Ever since the Afghan president announced the seven sites in March, the Taliban have seemed eager to prove that they could take on all of those locations and more.

Normally peaceful Herat suffered a major attack at the end of May; Mazar-e-Sharif saw violent demonstrations on April 1. The head of Bamian’s Provincial Council was killed the first week of June, and Kabul has been increasingly dangerous as the transition approaches.

Karzai has previously expressed a strong desire for an extended American presence in the country, and is preparing to hold a Loya Jirga, or Grand Assembly, this summer to seek public support for permanent bases.

His recent anti-Western rhetoric may be aimed at his neighbors, Iran and Pakistan, who have expressed strong opposition to any long-term American presence on their doorstep.

Not that the United States has been all that eager to embrace the idea of an unlimited obligation in Afghanistan.

The outgoing Secretary of Defense Robert Gates recently said in an interview with Afghanistan’s TOLO TV that the United States did not want permanent bases in Afghanistan.

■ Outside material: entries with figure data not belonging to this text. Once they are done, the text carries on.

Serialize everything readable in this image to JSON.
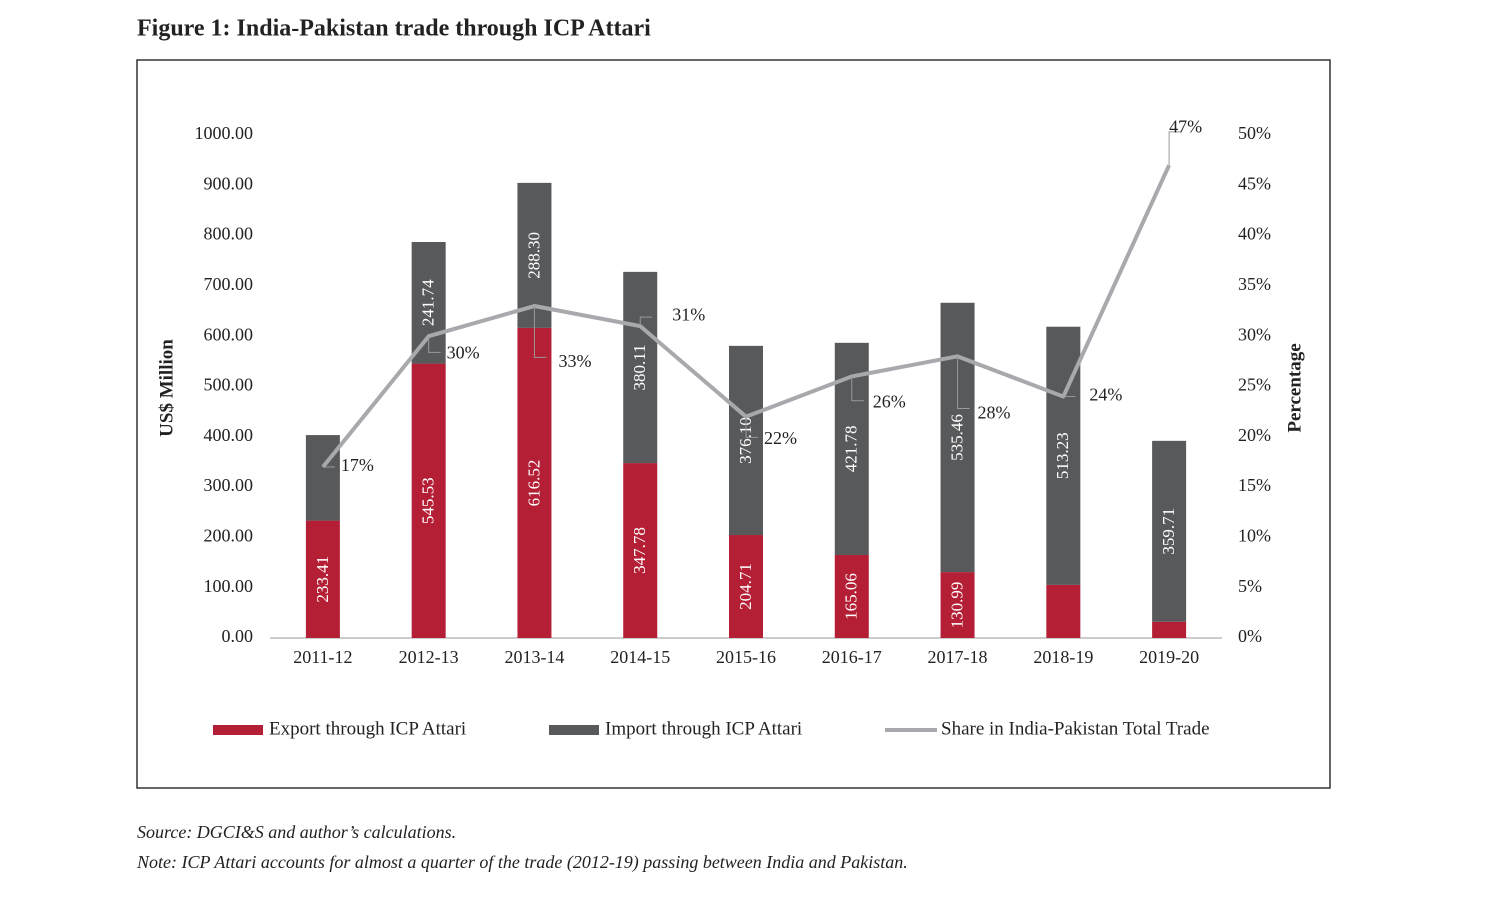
{
  "chart_data": {
    "type": "bar-line",
    "title": "Figure 1: India-Pakistan trade through ICP Attari",
    "y_label": "US$ Million",
    "y2_label": "Percentage",
    "categories": [
      "2011-12",
      "2012-13",
      "2013-14",
      "2014-15",
      "2015-16",
      "2016-17",
      "2017-18",
      "2018-19",
      "2019-20"
    ],
    "series": [
      {
        "name": "Export through ICP Attari",
        "type": "bar",
        "color": "#b41f36",
        "values": [
          233.41,
          545.53,
          616.52,
          347.78,
          204.71,
          165.06,
          130.99,
          105.59,
          32.27
        ],
        "value_labels": [
          "233.41",
          "545.53",
          "616.52",
          "347.78",
          "204.71",
          "165.06",
          "130.99",
          "105.59",
          "32.27"
        ]
      },
      {
        "name": "Import through ICP Attari",
        "type": "bar",
        "color": "#58595b",
        "values": [
          170,
          241.74,
          288.3,
          380.11,
          376.1,
          421.78,
          535.46,
          513.23,
          359.71
        ],
        "value_labels": [
          null,
          "241.74",
          "288.30",
          "380.11",
          "376.10",
          "421.78",
          "535.46",
          "513.23",
          "359.71"
        ]
      },
      {
        "name": "Share in India-Pakistan Total Trade",
        "type": "line",
        "axis": "y2",
        "color": "#a7a9ac",
        "values": [
          17,
          30,
          33,
          31,
          22,
          26,
          28,
          24,
          47
        ],
        "value_labels": [
          "17%",
          "30%",
          "33%",
          "31%",
          "22%",
          "26%",
          "28%",
          "24%",
          "47%"
        ]
      }
    ],
    "ylim": [
      0,
      1000
    ],
    "yticks": [
      {
        "value": 0,
        "label": "0.00"
      },
      {
        "value": 100,
        "label": "100.00"
      },
      {
        "value": 200,
        "label": "200.00"
      },
      {
        "value": 300,
        "label": "300.00"
      },
      {
        "value": 400,
        "label": "400.00"
      },
      {
        "value": 500,
        "label": "500.00"
      },
      {
        "value": 600,
        "label": "600.00"
      },
      {
        "value": 700,
        "label": "700.00"
      },
      {
        "value": 800,
        "label": "800.00"
      },
      {
        "value": 900,
        "label": "900.00"
      },
      {
        "value": 1000,
        "label": "1000.00"
      }
    ],
    "y2lim": [
      0,
      50
    ],
    "y2ticks": [
      {
        "value": 0,
        "label": "0%"
      },
      {
        "value": 5,
        "label": "5%"
      },
      {
        "value": 10,
        "label": "10%"
      },
      {
        "value": 15,
        "label": "15%"
      },
      {
        "value": 20,
        "label": "20%"
      },
      {
        "value": 25,
        "label": "25%"
      },
      {
        "value": 30,
        "label": "30%"
      },
      {
        "value": 35,
        "label": "35%"
      },
      {
        "value": 40,
        "label": "40%"
      },
      {
        "value": 45,
        "label": "45%"
      },
      {
        "value": 50,
        "label": "50%"
      }
    ],
    "grid": false,
    "legend": "bottom",
    "source": "Source: DGCI&S and author’s calculations.",
    "note": "Note: ICP Attari accounts for almost a quarter of the trade (2012-19) passing between India and Pakistan."
  }
}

Instead, he said, they would welcome “joint bases.”

Karzai’s push-pull tactics are not winning him points with his own increasingly recalcitrant constituency. Many have seen his erratic behavior as a sign of weakness, or worse.

But Afghans are also conflicted in their attitude towards the foreign community. While resentful of the sometimes high-handed behavior of foreign troops, most Afghans are fearful that their absence would signal the outbreak of civil war or a return of the Taliban.

“If the foreign troops leave tomorrow, the Taliban will be in Kabul the next day,” said a young taxi driver. “And I’ll be on my way out of Afghanistan.”